Third, Zimbabwe. For the last three decades, Zimbabwe has been a one-party state governed by Robert Mugabe and his Zanu-PF party. Mugabe relied upon the army to keep him in power, and he shared the fruits of his power with it to ensure its undivided loyalty. Last year the army also decided the thorny question of the 90 year old Mugabe’s succession; in the dust-up between the president’s wife Grace Mugabe and the president’s deputy Emmerson Mnangagwa, it sided with Mnangagwa and eased the president out of office to make way for him. The general who led the move became the vice-president.
It was easy to insist that a new party leader was a party matter, but not so easy to insist that a new president wasn’t a matter for the whole country. Widespread demands for an election were impossible to ignore or resist, and this week the country went to the polls to choose between Emmerson Mnangagwa (leading Zanu-PF) and opposition leader Nelson Chamisa of the MDC party. Nevertheless, there are stories that the army is doing what it can. There have been allegations of intimidation, coercion, delays to prevent people from voting in time (particularly in urban areas, where support for the opposition is concentrated) and delays in publishing results; all, it is claimed, to tilt the playing field in favour of Zanu-PF.
At the moment, the two leaders seem to be running neck-and-neck. How will the army react when the results are finally announced? If Zanu-PF loses, will the military be able to walk away from the power it has shared with the party for thirty years? If Zanu-PF wins, will the military be able to resist consolidating their partner’s power by routing the opposition? As either celebrating victors or angry and protesting losers, are the followers of Nelson Chamisa about to find themselves confronted by troops and tanks?

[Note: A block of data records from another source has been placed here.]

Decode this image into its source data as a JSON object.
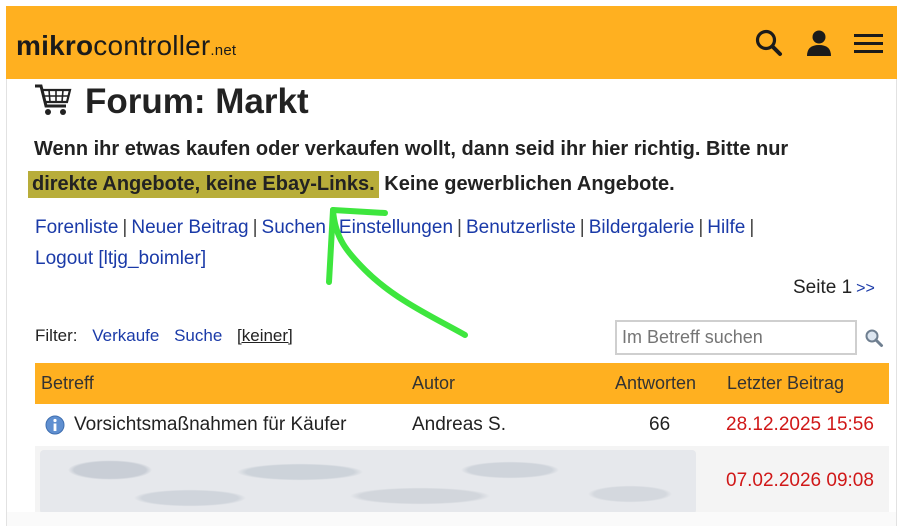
{
  "header": {
    "logo_bold": "mikro",
    "logo_regular": "controller",
    "logo_suffix": ".net",
    "icons": [
      "search-icon",
      "user-icon",
      "menu-icon"
    ],
    "bar_color": "#FFB020"
  },
  "page": {
    "title": "Forum: Markt",
    "notice_part1": "Wenn ihr etwas kaufen oder verkaufen wollt, dann seid ihr hier richtig. Bitte nur",
    "notice_highlight": "direkte Angebote, keine Ebay-Links.",
    "notice_part2": "Keine gewerblichen Angebote.",
    "highlight_color": "#B8AD3A"
  },
  "nav": {
    "links": [
      "Forenliste",
      "Neuer Beitrag",
      "Suchen",
      "Einstellungen",
      "Benutzerliste",
      "Bildergalerie",
      "Hilfe",
      "Logout [ltjg_boimler]"
    ],
    "separator": "|"
  },
  "pager": {
    "label": "Seite 1",
    "next": ">>"
  },
  "filter": {
    "label": "Filter:",
    "options": [
      "Verkaufe",
      "Suche"
    ],
    "current": "[keiner]"
  },
  "search": {
    "placeholder": "Im Betreff suchen"
  },
  "table": {
    "headers": [
      "Betreff",
      "Autor",
      "Antworten",
      "Letzter Beitrag"
    ],
    "rows": [
      {
        "subject": "Vorsichtsmaßnahmen für Käufer",
        "author": "Andreas S.",
        "replies": "66",
        "last": "28.12.2025 15:56"
      },
      {
        "subject": "",
        "author": "",
        "replies": "",
        "last": "07.02.2026 09:08"
      }
    ]
  },
  "annotation": {
    "arrow_color": "#3EE63E"
  }
}
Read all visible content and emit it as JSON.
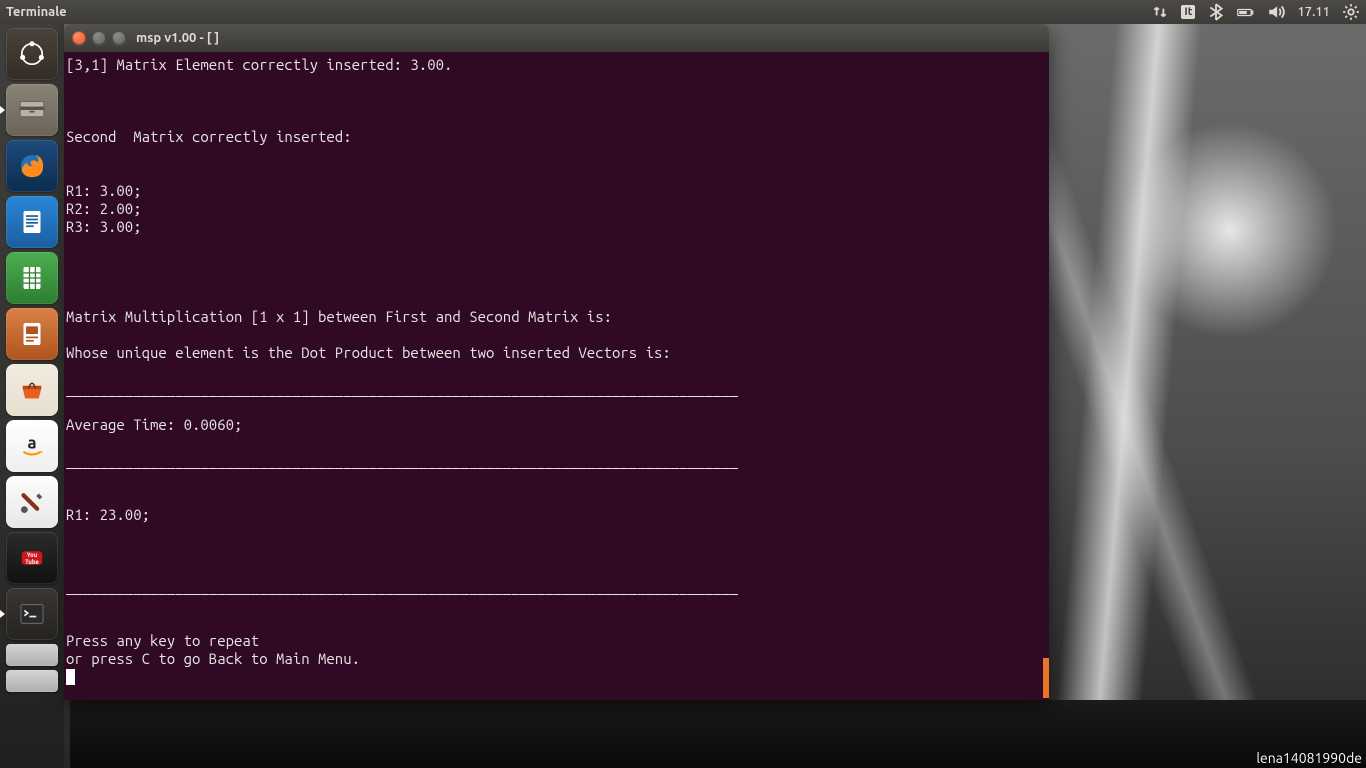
{
  "panel": {
    "app_name": "Terminale",
    "lang": "It",
    "clock": "17.11"
  },
  "launcher": {
    "items": [
      {
        "name": "dash",
        "bg": "#3b3631",
        "running": false
      },
      {
        "name": "files",
        "bg": "#6f6a62",
        "running": true
      },
      {
        "name": "firefox",
        "bg": "#14375f",
        "running": false
      },
      {
        "name": "writer",
        "bg": "#1f74c4",
        "running": false
      },
      {
        "name": "calc",
        "bg": "#3d9a3f",
        "running": false
      },
      {
        "name": "impress",
        "bg": "#c75626",
        "running": false
      },
      {
        "name": "software",
        "bg": "#d7612b",
        "running": false
      },
      {
        "name": "amazon",
        "bg": "#f4f4f4",
        "running": false
      },
      {
        "name": "settings",
        "bg": "#efefef",
        "running": false
      },
      {
        "name": "youtube",
        "bg": "#222222",
        "running": false
      },
      {
        "name": "terminal",
        "bg": "#2d2b28",
        "running": true
      }
    ],
    "collapsed": [
      {
        "name": "device-1",
        "bg": "#bdbdbd"
      },
      {
        "name": "device-2",
        "bg": "#bdbdbd"
      }
    ]
  },
  "window": {
    "title": "msp v1.00 - [ ]"
  },
  "terminal": {
    "lines": [
      "[3,1] Matrix Element correctly inserted: 3.00.",
      "",
      "",
      "",
      "Second  Matrix correctly inserted:",
      "",
      "",
      "R1: 3.00;",
      "R2: 2.00;",
      "R3: 3.00;",
      "",
      "",
      "",
      "",
      "Matrix Multiplication [1 x 1] between First and Second Matrix is:",
      "",
      "Whose unique element is the Dot Product between two inserted Vectors is:",
      "",
      "________________________________________________________________________________",
      "",
      "Average Time: 0.0060;",
      "",
      "________________________________________________________________________________",
      "",
      "",
      "R1: 23.00;",
      "",
      "",
      "",
      "________________________________________________________________________________",
      "",
      "",
      "Press any key to repeat",
      "or press C to go Back to Main Menu."
    ]
  },
  "wallpaper": {
    "credit": "lena14081990de"
  }
}
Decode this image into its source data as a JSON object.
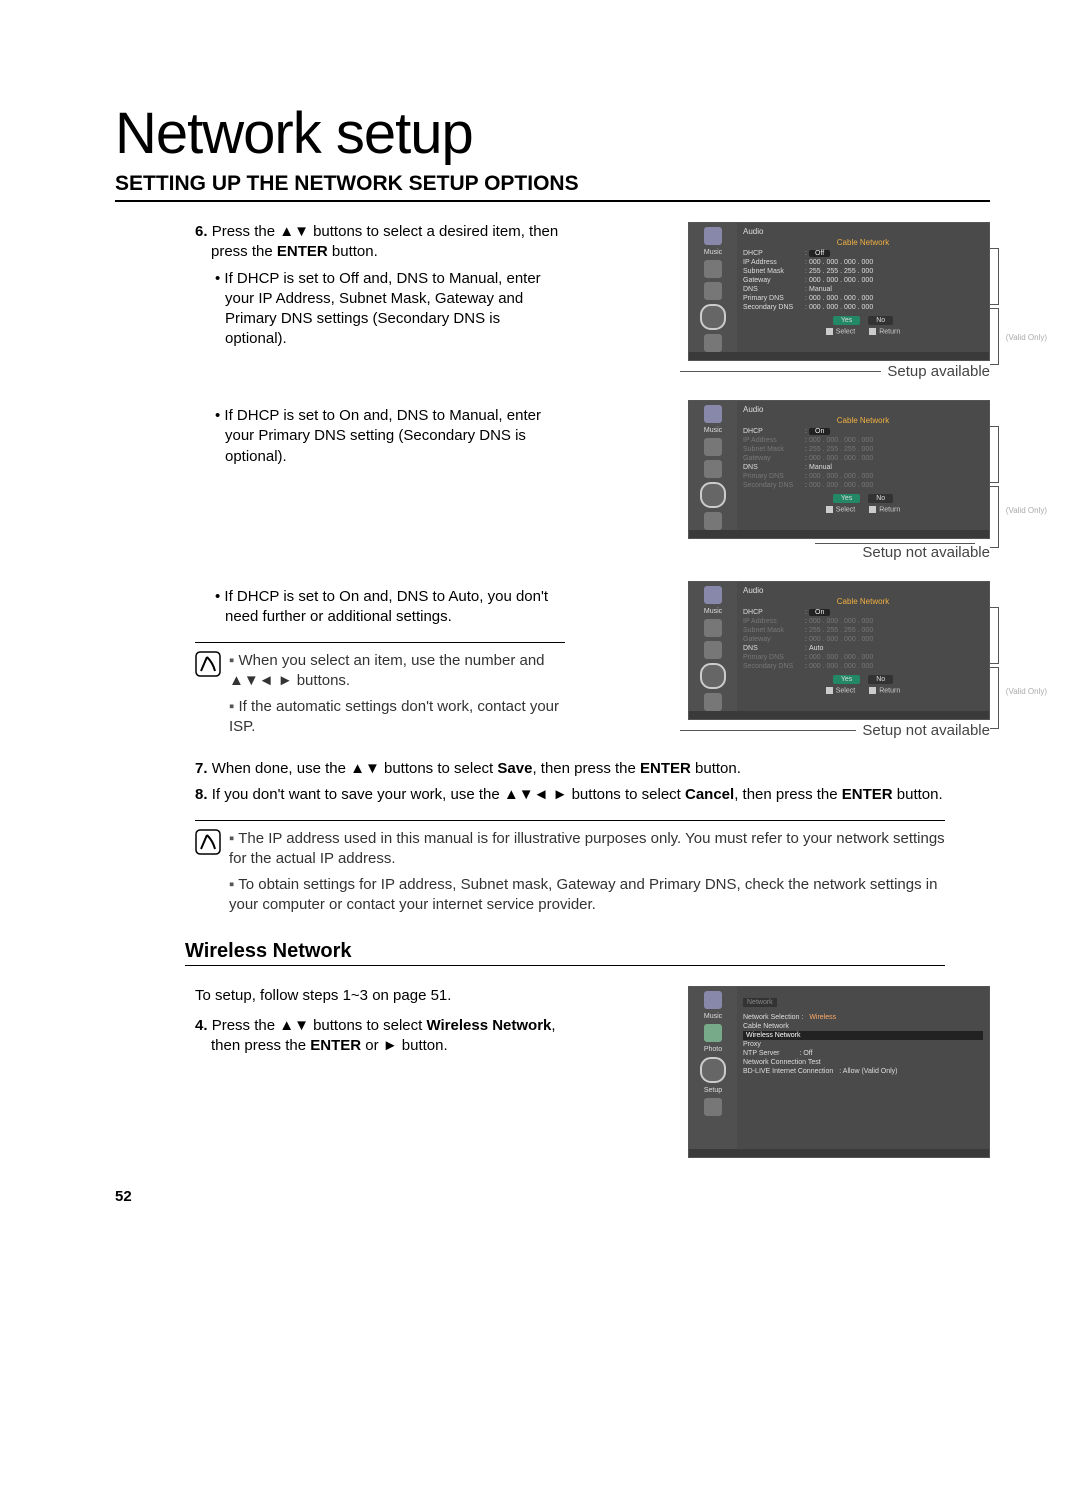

Remember, ladies and gentlemen, there’s a lot at stake in many parts of the world. Discipline, order, stability – and the profits of a nation’s economy, industries and natural resources which would only tempt our civilians into corruption if left in their hands. There are hard duties and demanding responsibilities which we, the military, must shoulder for their sakes. Thank goodness we have the weapons to do it for them.